A Note About The "Superfactory"

When someone asks us for feedback on something, such as a new outfit, typically we can respond in two broad possible ways:
  1. we can give our personal point of view such as “well, you know I don’t like polka dots especially blue polka dots” or
  2. we can give what we regard as a more “objective” point of view such as what other people whom we have never met might think.

While the first form of feedback stems from our own individual likes, dislikes, personal experience and values; the second form stems from what we estimate to be the wider values of the society.

Both forms of feedback have their merits and demerits, the first form – the feedback from personal experience is more reliable in one way, while the second form – our estimation of what people in general might think is more reliable in another. The second form of feedback is what we could call a social feedback, which we will call the “superfactory”.

Superfactory is just a play on the words supervisor and benefactor that MBTI uses to describe relations of social value between people, not personal value. At any point in time we are all capable of estimating what society thinks and feels about one thing or another while at the same time maintaining our own personal point of view about those things. But our supervisor and benefactor typically tell us in no uncertain terms “precisely” what works and what does not work – from their own point of view.

If that sounds confusing it is because, like everything in life, it comes with inherent contradictions. And people who write novels are almost always trying to highlight those contradictions in some form or other. Typically, most novels include a protagonist – an individual, in a struggle of one kind or other to be either accepted within the wider context of society’s norms and values – the superfactory.
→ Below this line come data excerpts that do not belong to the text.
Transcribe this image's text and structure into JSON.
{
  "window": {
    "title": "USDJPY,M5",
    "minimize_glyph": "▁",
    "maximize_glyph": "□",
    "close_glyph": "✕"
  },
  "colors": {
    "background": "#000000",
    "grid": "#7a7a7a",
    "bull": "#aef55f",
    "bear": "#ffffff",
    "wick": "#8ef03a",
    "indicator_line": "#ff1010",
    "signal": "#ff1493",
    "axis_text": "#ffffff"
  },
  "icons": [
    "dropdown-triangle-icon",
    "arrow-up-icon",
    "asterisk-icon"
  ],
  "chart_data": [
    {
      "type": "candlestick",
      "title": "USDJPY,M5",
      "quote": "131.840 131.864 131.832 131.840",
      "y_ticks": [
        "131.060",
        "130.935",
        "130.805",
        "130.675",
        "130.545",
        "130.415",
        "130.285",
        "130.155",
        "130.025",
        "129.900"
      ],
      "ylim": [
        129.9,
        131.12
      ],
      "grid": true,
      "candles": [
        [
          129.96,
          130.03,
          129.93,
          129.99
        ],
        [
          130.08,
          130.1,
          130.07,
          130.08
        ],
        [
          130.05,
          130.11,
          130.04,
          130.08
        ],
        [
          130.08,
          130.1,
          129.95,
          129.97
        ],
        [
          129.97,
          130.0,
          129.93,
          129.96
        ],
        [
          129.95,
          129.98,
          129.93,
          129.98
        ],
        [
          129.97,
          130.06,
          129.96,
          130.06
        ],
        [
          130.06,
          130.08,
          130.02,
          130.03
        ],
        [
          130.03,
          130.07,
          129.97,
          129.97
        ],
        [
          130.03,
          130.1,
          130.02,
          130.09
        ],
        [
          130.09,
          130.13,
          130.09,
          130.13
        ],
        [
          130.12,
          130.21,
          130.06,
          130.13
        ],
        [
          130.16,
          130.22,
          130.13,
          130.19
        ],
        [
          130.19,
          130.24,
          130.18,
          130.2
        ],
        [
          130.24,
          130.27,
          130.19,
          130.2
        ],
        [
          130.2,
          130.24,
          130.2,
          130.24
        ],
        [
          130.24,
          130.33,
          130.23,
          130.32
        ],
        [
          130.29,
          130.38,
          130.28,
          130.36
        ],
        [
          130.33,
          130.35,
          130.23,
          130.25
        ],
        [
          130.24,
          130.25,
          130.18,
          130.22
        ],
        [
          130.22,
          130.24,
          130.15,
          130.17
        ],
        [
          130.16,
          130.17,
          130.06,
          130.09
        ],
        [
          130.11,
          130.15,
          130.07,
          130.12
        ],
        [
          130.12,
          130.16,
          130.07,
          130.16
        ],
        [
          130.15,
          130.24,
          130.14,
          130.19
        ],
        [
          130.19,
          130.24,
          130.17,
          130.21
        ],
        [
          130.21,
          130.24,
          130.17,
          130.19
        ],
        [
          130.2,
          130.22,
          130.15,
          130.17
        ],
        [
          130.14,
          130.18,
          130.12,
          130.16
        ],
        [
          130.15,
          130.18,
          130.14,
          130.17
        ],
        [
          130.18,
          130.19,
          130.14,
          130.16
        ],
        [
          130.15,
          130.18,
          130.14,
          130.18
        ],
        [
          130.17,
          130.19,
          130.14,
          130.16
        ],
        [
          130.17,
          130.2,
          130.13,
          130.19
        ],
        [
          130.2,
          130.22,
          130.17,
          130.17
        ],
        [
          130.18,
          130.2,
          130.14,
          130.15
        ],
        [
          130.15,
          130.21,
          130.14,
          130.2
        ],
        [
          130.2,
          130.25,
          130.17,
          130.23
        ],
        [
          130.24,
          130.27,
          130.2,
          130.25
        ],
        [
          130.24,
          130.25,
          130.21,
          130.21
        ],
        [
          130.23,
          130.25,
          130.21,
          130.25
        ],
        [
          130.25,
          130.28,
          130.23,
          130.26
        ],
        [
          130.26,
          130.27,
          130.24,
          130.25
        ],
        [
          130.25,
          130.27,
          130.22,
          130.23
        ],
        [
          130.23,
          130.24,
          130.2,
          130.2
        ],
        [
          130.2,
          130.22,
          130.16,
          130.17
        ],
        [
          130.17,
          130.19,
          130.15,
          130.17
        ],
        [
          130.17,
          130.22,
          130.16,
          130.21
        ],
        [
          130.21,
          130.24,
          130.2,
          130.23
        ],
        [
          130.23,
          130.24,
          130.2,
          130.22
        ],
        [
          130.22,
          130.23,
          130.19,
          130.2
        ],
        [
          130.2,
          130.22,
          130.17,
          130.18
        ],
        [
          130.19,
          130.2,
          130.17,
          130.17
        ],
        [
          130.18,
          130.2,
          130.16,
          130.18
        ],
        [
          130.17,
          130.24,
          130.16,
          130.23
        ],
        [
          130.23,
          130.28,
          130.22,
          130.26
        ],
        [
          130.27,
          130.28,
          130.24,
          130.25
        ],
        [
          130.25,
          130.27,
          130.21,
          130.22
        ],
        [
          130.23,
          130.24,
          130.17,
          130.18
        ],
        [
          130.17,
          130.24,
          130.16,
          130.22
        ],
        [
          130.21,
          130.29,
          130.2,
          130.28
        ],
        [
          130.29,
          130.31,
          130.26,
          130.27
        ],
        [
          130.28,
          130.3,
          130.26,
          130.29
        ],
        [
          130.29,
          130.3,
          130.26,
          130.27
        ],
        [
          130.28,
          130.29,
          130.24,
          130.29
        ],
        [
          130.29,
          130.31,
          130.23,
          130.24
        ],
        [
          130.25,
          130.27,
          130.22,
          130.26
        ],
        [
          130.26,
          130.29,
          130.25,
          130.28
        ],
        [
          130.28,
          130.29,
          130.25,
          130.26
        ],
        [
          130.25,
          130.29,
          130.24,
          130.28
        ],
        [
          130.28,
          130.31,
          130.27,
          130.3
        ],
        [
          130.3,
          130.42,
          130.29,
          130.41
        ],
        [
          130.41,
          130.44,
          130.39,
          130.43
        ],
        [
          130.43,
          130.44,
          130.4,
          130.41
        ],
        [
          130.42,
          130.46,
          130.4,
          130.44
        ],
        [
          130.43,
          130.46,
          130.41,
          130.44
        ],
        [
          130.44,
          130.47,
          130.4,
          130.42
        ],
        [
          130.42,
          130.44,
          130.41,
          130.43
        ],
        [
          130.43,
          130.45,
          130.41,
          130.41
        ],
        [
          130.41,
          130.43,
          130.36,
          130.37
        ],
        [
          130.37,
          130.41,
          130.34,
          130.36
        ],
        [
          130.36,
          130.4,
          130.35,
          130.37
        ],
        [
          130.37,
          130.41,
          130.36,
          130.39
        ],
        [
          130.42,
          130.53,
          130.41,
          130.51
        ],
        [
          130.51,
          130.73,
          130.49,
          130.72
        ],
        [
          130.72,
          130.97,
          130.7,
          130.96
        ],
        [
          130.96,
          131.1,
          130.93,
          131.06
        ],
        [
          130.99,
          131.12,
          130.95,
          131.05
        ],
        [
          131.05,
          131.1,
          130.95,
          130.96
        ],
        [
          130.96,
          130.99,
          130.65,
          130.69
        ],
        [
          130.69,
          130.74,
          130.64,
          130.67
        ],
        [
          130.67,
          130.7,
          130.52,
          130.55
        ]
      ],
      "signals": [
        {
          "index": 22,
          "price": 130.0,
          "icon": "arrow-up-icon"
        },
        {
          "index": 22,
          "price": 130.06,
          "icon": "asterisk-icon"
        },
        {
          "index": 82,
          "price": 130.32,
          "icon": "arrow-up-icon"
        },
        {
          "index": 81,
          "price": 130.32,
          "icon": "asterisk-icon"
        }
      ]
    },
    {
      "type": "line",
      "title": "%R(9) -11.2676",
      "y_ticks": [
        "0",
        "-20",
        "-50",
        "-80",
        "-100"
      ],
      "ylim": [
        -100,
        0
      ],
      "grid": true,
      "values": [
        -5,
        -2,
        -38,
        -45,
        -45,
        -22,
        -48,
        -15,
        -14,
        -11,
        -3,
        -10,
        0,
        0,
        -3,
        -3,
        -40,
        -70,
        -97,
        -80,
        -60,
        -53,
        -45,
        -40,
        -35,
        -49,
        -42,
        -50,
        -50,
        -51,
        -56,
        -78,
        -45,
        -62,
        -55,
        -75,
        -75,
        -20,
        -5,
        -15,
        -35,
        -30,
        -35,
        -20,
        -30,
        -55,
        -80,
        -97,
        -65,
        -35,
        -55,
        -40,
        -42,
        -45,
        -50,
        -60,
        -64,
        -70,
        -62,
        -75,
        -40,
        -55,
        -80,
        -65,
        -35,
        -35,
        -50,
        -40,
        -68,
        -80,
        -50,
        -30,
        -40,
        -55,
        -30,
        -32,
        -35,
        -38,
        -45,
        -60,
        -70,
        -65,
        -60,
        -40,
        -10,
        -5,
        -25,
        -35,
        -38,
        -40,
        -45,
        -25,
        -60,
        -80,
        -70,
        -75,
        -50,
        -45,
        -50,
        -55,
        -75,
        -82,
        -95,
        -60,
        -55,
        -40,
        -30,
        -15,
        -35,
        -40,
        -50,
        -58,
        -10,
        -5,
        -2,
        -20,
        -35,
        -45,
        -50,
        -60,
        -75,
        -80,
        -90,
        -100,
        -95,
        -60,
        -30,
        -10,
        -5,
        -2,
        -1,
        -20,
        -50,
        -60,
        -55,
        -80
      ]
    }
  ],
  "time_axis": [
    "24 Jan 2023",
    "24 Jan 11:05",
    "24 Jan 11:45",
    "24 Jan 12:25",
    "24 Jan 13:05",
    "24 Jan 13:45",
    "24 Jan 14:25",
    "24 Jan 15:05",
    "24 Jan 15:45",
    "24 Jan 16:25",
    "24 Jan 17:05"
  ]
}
And as we will see, most novelists aim to clarify that struggle for the rest of us – often, but not always, from the point of view of the protagonist.

The novelists usually present situation to us in the form of a contradictory dilemma but at the heart of it we almost always find a protagonist who, in terms of MBTI, is more advanced, psychologically than the superfactory while the superfactory is less developed but in a psychologically superior position to the protagonist – always!